The tangent function is one of the basic trigonometric functions and is represented as \( \tan(x) \). It is crucial in understanding triangles and circles, especially in right-angle triangle trigonometry. In its simplest form, the tangent of an angle \( \theta \) is the ratio of the opposite side to the adjacent side in a right-angled triangle.

• Properties: The tangent function is periodic, with vertical asymptotes where the function is undefined since the tangent approaches infinity at odd multiples of \( \frac{\pi}{2} \).
• Range: The tangent function has a range from negative infinity to positive infinity (\(-\infty, \infty\)).

When graphing the tangent function, it's useful to plot several key points and note where these vertical asymptotes lie. In its basic form, the graph rises and falls between these asymptotes.

The period of a function is the distance over which a function repeats its values. The tangent function, \( \tan(x) \), unlike sine and cosine, has a standard period of \( \pi \). This means that after a shift of \( \pi \), the graph of the tangent function looks exactly the same as it did at the beginning.
The period of a transformed tangent function \( \tan(bx) \) is determined by the formula \( \frac{\pi}{|b|} \). In our example, \( b = \pi \), so the period is \( \frac{\pi}{\pi} = 1 \). This indicates that every 1 unit along the x-axis, the function's behavior repeats itself, effectively compressing the graph horizontally compared to the standard tangent function.
Understanding the concept of period allows us to predict and graph the behavior of trigonometric functions over different intervals.

Phase shift indicates how a function is horizontally shifted from its standard position. It is derived from the function form \( \tan(bx + c) \). To calculate phase shift, solve the equation \( bx + c = 0 \), where the function's mathematical operation transforms \( c \) into a visible shift on the x-axis.
For \( y = \frac{1}{2} \tan(\pi x - \pi) \), rewrite it as \( \tan(\pi(x-1)) \), showing a phase shift of 1 unit to the right. This transformation moves each point on the tangent graph rightward by 1 unit, altering its position but not its overall shape or periodic behavior.

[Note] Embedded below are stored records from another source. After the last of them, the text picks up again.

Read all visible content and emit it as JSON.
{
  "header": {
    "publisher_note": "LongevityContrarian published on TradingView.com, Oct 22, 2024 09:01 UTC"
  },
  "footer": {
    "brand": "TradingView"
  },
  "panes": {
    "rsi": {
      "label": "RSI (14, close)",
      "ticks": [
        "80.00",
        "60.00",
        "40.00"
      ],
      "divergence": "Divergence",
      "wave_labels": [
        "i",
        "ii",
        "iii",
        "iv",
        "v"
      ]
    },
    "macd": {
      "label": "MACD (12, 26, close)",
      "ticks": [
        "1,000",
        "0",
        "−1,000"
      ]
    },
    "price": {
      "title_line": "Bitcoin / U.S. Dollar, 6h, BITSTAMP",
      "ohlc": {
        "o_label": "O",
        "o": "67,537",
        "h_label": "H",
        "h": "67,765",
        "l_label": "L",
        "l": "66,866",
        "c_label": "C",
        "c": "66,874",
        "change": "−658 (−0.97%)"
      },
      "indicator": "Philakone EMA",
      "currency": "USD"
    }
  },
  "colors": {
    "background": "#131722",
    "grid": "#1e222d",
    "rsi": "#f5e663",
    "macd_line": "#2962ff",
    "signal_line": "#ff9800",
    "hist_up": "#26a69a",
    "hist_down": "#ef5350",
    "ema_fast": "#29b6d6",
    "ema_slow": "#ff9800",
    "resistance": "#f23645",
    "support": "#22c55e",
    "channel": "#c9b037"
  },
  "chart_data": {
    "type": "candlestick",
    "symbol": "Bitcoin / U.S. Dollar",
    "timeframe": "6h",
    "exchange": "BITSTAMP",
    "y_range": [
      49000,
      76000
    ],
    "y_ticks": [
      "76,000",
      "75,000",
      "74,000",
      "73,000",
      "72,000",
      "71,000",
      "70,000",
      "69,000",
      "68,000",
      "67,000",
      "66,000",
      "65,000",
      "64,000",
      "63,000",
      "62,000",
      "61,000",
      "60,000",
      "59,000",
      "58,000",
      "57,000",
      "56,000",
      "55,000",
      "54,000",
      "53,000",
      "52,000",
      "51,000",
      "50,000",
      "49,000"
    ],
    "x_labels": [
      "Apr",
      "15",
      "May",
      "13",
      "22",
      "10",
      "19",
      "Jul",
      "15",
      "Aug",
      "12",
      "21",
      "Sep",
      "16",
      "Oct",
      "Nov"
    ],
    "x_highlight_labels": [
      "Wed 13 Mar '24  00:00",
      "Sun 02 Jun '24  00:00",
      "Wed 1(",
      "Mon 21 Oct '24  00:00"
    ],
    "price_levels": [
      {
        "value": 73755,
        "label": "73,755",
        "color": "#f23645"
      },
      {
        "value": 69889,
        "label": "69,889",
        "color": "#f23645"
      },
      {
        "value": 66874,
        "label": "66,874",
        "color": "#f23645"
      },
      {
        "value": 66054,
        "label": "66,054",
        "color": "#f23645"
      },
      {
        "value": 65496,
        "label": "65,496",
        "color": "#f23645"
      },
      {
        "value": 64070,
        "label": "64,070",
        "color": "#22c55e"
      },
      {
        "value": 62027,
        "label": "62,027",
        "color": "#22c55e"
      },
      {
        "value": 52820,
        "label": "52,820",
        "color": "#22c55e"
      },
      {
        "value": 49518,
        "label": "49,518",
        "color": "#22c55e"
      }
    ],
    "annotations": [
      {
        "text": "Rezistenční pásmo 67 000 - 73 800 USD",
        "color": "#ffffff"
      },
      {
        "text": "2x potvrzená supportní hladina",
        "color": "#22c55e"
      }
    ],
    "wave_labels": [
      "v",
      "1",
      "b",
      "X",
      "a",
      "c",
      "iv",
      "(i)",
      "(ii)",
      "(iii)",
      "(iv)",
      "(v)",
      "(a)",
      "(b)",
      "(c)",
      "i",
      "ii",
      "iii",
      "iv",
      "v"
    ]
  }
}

• Recognizing phase shifts helps in accurately sketching the function's graph, ensuring all peaks, troughs, and asymptotes are correctly placed.

Graphing transformations refer to the changes to the graph of a function due to alterations in its equation. For the tangent function, transformation affects its amplitude, period, and phase.
The modified function \( y = \frac{1}{2} \tan(\pi x - \pi) \) suggests a few transformations:

• Vertical Scaling: The factor \( \frac{1}{2} \) compresses the graph vertically; this means that the tangent values become half of what they usually are.
• Horizontal Translation: The substitution \( \pi x - \pi \) indicates a 1-unit shift to the right.
• Period Adjustment: With the period reduced to 1, more oscillations occur within a given x-interval compared to the standard tangent graph.

These transformations require careful attention to detail when sketching the function. Identifying and applying each separately will help in drawing the function accurately, reflecting all behavior changes due to these mathematical alterations.